3. The alleged ill-treatment of the applicant
On several occasions the applicant sought to institute criminal proceedings against police officers and prison guards, alleging that he had been ill-treated (beaten, tormented, insulted and intimidated) during his arrest and especially when being brought by the police to the hearings.
On 11 August 2006, 9 May 2007, 31 December 2007, 14 February 2008 and 22 February 2008 the Warsaw District Prosecutor refused to institute an investigation into the applicant’s allegations of abuse of power by the police officers and prison guards. The prosecutor held that there had been insufficient evidence in favour of the applicant’s assertion that the police officers and prison guards had committed an offence.
It appears that the applicant did not appeal against those decisions.
With respect to three other complaints about the ill-treatment on the part of police officers, the applicant failed to submit to the Court the documents supporting his allegations. In particular he did not submit the District Prosecutor’s decisions to discontinue the proceedings against the police officers.
4. Conditions of the applicant’s detention
The applicant filed at least sixty two complaints about bad conditions in the Warsaw-Białołęka and the Warsaw-Mokotów Detention Centre (Areszt Śledczy), namely about the heating in his cell being broken, about the lack of light in the cells in the evenings, unhealthy food, dirty bedclothes, presence of a foreigner within the inmates, not receiving a criminal code, ragged clothes, slippery pavements in the prison yard and placing him in solitary confinement for fourteen days as a disciplinary punishment.
All the applicant’s complaints were speedily and duly examined by the competent national authorities and dismissed as unfounded.

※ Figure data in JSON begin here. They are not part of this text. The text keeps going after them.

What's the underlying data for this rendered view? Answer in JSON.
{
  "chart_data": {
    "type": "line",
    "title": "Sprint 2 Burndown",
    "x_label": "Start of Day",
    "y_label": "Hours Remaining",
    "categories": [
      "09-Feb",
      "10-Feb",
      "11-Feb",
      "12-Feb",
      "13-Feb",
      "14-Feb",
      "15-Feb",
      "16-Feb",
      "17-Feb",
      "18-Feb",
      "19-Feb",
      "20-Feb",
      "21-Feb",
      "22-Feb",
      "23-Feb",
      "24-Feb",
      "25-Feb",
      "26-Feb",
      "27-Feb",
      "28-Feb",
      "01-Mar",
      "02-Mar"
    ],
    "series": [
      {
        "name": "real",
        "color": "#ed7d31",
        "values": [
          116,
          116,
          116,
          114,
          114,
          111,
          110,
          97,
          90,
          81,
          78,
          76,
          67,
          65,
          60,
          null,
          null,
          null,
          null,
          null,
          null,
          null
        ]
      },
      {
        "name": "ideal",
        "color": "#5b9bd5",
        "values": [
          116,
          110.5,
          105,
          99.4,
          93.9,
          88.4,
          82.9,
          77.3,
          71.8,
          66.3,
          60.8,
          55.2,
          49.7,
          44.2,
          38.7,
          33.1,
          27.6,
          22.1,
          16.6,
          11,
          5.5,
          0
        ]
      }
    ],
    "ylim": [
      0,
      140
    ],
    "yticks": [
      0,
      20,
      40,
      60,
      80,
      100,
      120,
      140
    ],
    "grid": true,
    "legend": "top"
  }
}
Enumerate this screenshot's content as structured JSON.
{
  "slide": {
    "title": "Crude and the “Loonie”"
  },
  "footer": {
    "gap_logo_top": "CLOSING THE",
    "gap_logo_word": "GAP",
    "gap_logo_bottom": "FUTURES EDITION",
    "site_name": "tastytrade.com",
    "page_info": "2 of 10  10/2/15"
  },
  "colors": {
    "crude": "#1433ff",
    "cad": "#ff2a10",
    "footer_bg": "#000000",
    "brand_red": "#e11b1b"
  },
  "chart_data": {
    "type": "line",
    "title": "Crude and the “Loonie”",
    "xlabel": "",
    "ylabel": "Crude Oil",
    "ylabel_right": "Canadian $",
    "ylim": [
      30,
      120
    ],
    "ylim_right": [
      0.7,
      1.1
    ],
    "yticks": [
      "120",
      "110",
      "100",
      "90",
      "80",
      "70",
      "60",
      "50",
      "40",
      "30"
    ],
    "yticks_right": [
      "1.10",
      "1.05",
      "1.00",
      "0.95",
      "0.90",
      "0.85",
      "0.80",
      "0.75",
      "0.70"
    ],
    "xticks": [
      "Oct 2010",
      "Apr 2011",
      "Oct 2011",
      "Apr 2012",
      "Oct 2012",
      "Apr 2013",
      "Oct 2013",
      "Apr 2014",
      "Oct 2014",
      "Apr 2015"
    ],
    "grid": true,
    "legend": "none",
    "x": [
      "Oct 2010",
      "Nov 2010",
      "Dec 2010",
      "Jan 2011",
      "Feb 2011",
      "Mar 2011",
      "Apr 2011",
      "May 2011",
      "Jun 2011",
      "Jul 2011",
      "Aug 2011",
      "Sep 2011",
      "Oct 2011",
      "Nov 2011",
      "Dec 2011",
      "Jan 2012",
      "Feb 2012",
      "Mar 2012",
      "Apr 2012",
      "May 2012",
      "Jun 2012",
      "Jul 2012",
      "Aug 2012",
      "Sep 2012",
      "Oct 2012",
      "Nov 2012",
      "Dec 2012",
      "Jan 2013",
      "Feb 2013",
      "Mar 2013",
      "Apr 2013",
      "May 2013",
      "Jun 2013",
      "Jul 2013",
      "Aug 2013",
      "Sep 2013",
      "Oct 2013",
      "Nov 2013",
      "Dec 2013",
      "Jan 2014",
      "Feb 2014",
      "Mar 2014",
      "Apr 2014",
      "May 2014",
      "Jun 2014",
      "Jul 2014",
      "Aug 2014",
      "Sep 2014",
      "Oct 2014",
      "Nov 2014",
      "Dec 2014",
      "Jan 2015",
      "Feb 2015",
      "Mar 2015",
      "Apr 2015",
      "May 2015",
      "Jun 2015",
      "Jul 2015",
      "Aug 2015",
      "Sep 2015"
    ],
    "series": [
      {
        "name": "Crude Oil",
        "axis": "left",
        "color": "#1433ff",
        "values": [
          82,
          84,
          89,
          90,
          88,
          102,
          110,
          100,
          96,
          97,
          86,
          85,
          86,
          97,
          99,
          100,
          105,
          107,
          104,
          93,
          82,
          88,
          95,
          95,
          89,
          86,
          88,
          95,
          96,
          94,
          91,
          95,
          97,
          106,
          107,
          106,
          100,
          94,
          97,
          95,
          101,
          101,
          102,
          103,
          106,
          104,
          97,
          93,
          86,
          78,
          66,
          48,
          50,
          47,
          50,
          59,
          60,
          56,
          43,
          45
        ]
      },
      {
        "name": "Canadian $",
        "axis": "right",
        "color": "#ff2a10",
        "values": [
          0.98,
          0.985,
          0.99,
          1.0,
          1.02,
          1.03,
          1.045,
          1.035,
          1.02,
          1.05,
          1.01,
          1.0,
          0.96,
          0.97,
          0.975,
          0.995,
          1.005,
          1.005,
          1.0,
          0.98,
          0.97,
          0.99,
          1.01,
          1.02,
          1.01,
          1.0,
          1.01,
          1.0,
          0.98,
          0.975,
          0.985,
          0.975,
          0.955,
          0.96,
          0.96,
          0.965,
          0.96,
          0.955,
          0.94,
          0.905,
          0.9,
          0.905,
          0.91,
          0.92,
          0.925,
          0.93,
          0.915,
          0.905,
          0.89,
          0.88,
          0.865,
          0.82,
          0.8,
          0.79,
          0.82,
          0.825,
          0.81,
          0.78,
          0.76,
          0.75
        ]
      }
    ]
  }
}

B. Relevant domestic law and practice
The relevant domestic law and practice concerning the imposition of pre trial detention on remand (aresztowanie tymczasowe), the grounds for its extension, release from detention and rules governing others, so-called “preventive measures” (środki zapobiegawcze) are set out in the Court’s judgments in the cases of Gołek v. Poland (no. 31330/02, §§ 27-33, 25 April 2006) and Celejewski v. Poland (no. 17584/04, §§ 22-23, 4 August 2006).
COMPLAINTS
2. Invoking Article 3 of the Convention, the applicant complains about the conditions of his detention and the alleged ill-treatment on the part of police officers and prison guards.
QUESTION TO THE PARTIES
Has the length of the applicant’s pre-trial detention exceeded a “reasonable time” within the meaning of Article 5 § 3 of the Convention?

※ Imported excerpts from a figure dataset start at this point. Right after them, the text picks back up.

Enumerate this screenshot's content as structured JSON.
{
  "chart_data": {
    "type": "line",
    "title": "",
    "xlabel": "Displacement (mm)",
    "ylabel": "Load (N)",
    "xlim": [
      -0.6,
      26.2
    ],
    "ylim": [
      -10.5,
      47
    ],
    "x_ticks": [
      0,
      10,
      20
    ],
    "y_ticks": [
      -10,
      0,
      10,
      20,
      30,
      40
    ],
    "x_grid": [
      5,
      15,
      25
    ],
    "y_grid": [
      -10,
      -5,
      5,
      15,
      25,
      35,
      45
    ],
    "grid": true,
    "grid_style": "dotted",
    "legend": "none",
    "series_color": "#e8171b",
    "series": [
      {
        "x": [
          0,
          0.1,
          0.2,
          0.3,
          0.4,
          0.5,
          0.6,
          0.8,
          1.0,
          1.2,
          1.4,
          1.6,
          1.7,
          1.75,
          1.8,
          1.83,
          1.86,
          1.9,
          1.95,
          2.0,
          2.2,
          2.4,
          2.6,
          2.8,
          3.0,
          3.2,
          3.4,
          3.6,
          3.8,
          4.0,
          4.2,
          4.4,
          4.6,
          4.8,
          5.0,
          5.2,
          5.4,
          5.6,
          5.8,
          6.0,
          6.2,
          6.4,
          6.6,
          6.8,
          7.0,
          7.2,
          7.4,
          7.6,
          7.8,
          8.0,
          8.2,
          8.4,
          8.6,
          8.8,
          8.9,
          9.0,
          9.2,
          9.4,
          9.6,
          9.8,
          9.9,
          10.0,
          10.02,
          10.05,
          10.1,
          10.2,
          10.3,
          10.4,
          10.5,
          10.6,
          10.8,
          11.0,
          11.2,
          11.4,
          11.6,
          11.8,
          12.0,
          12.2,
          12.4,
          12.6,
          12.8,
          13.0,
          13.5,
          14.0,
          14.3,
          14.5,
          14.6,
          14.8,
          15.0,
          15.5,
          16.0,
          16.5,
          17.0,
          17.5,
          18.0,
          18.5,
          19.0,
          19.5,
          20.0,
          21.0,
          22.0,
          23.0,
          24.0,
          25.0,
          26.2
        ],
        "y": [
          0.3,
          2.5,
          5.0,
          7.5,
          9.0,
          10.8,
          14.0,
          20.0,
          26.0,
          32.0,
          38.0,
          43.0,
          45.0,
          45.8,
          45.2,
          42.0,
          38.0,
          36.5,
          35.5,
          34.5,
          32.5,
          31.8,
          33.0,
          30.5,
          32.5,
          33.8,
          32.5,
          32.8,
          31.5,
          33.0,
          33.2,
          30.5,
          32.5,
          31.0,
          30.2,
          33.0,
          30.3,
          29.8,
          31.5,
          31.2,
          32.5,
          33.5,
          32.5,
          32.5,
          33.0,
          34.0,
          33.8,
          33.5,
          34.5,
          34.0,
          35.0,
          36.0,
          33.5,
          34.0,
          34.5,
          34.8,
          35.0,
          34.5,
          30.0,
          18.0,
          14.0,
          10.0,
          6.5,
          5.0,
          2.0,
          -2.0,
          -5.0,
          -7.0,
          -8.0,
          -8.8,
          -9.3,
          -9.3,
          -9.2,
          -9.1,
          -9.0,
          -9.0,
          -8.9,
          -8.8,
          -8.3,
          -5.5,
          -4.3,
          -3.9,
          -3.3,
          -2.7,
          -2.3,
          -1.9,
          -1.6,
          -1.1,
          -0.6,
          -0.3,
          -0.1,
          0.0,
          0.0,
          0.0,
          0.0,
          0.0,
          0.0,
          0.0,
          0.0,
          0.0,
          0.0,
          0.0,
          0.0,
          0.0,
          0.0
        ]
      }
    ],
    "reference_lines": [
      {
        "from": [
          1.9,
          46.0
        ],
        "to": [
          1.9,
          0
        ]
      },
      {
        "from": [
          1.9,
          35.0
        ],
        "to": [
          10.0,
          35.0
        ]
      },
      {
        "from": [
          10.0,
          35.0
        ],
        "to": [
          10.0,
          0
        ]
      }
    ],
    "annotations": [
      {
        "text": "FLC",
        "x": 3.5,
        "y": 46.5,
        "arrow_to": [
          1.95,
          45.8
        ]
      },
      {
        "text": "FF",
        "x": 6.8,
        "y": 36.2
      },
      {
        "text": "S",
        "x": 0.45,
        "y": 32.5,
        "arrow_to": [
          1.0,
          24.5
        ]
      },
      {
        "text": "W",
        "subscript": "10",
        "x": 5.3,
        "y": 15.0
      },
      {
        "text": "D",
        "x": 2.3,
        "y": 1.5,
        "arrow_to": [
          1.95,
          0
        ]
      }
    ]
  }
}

In this context, the parties are also invited to make their observations having regard to:
- the Committee of Ministers’ Interim Resolution CM/ResDH(2007)75 of 6 June 2007 stating that that the great number of the Court’s judgments finding Poland in violation of Article 5 § 3 of the Convention on account of the unreasonable length of pre-trial detention revealed a structural problem; and
- the Court’s judgment in the case of Kauczor v. Poland (no. 45219/06) of 3 February 2009 (not final) holding that numerous cases brought to the Court have demonstrated that the excessive length of pre-trial detention in Poland reveals a structural problem consisting of “a practice that is incompatible with the Convention (see, in particular, paragraphs 56-62).